Dass die Medizin oft wahre Wunder bewirken kann, zeigt einmal mehr ein Fall aus Rio de Janeiro. Zwei siamesische Zwillinge, die am Gehirn zusammen gewachsen sind, konnten durch äußerst komplizierte Operationen voneinander getrennt werden. Mehr als 30 Stunden dauerten die heiklen Eingriffe.

Geübt hat das Ärzte-Team mit der modernsten Virtual-Reality-Technik.

Siamesische Zwillinge durch OP am Kopf getrennt: „Historische Errungenschaft“

In Brasilien sorgt ein besonders komplizierter medizinischer Fall gerade für Aufsehen: Bernardo und Arthur Lima sind kein gewöhnliches Geschwisterpaar. Die beiden Jungs sind am Gehirn miteinander verbunden und leben als siamesische Zwillinge, auch Craniopagus-Zwillinge genannt. Eine Form, die sehr selten und kompliziert zu behandeln ist. Drei Jahre ihres Lebens haben die Kinder aus dem nordbrasilianischen Bundesstaat Roraima so verbracht, bis es einem Ärzte-Team in Rio de Janeiro tatsächlich gelungen ist, die beiden am Kopf zu trennen.

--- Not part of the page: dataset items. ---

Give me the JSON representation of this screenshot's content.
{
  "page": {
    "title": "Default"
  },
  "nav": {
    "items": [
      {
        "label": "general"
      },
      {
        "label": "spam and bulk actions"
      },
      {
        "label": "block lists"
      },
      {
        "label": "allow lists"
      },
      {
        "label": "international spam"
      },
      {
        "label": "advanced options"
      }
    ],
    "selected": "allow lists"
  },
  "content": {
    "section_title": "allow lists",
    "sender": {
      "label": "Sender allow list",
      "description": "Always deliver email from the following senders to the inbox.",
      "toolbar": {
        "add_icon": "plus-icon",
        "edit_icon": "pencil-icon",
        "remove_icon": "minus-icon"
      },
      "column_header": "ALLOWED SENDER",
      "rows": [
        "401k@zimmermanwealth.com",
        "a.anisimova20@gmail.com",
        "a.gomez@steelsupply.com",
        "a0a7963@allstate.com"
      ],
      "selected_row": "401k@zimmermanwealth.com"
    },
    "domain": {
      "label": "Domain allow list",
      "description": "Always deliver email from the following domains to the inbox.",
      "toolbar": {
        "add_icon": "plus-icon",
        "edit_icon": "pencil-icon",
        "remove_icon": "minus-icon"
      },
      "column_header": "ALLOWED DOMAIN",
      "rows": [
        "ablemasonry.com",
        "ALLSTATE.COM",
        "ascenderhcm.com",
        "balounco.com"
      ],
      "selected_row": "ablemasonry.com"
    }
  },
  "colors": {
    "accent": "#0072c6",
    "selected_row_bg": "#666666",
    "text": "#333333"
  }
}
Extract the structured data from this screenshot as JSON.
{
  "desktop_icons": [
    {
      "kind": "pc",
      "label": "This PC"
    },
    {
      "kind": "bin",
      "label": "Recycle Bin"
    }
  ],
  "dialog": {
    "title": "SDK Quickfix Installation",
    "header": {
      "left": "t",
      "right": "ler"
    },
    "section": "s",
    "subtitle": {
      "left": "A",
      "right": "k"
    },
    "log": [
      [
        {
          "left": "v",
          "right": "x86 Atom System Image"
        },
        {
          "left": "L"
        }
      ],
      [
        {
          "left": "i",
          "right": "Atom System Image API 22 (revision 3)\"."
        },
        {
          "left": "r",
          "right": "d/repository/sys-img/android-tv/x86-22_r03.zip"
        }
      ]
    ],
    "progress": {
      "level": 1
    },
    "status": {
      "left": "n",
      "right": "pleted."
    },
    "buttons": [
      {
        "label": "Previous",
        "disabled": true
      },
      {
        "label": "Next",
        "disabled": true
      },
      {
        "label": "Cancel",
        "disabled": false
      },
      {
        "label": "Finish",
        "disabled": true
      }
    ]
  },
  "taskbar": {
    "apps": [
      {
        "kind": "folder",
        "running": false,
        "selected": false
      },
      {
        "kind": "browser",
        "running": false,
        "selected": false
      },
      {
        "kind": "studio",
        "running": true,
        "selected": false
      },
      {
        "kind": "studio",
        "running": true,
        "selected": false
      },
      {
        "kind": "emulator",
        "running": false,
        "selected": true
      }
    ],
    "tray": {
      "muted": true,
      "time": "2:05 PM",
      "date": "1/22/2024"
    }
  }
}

Dafür waren insgesamt neun Operationen notwendig, eine heikler als die andere. Allein die letzten beiden Eingriffe dauerten in etwa 33 Stunden und haben dem Team aus fast 100 Mediziner:innen so einiges abverlangt. Erschwerend kam dazu, dass sich die beiden Jungs einige wichtige Gehirngefäße geteilt haben. „Es war die schwierigste, komplexeste und herausforderndste Operation meiner Karriere“, so der Neurochirurg Gabriel Mufarrej vom Hirnzentrum IECPN gegenüber AFP. „Anfangs hat niemand gedacht, dass es möglich ist. Beide zu retten, war eine historische Errungenschaft.“

Übung mit Virtual Reality

Auf die komplizierte Operation haben sich die Ärzt:innen in Brasilien mit einer speziellen Technik vorbereitet. Mittels Virtual Reality haben sie die bevorstehenden Eingriffe geübt. Dazu erstellten sie Gehirn-Scans und erschufen so eine Art Karte, die die Köpfe der Zwillinge bis ins kleinste Detail zeigte. Der beteiligte britische Chirurg Noor ul Owase Jeelani spricht sogar von einer „Weltraum“-Technologie. „Es ist einfach wundervoll, es ist großartig, die Anatomie zu sehen und die Operation virtuell vorzunehmen, bevor die Kinder irgendeinem Risiko ausgesetzt werden“, so der Mediziner.

Möglich gewesen seien die Operationen nur dank der wohltätigen Organisation „Gemini Untwined“, die allerdings auf öffentliche Spenden angewiesen sei, erklärt Jeelani weiter. Glücklicherweise ist schlussendlich aber genug Geld zusammen gekommen. „Wir haben nicht nur den Jungen und ihrer Familie eine neue Zukunft ermöglicht, sondern auch das örtliche Team mit den Fähigkeiten und dem Selbstvertrauen ausgestattet, um solch komplexe Operationen auch in Zukunft erfolgreich durchführen zu können“, stellt der Chirurg klar.

Zwillinge erholen sich

Fotos der Zwillinge zeigen, dass es den Mediziner:innen tatsächlich gelungen ist, sie zu trennen. Bernardo und Arthur erholen sich gerade von den schweren Operationen im Krankenhaus. Jetzt folgt eine sechsmonatige Rehabilitation, durch die beide in ein vollkommen neues Leben eingeführt werden. Weitere Eingriffe in der Zukunft seien laut dem Krankenhaus jedoch nicht ausgeschlossen. Einer der beiden, Bernardo, habe aktuell auch noch motorische Defizite an der rechten Körperhälfte.

Mit ihren fast vier Jahren sind Bernardo und Arthur die ältesten Zwillinge mit einem zusammengewachsenen Gehirn, die je getrennt wurden.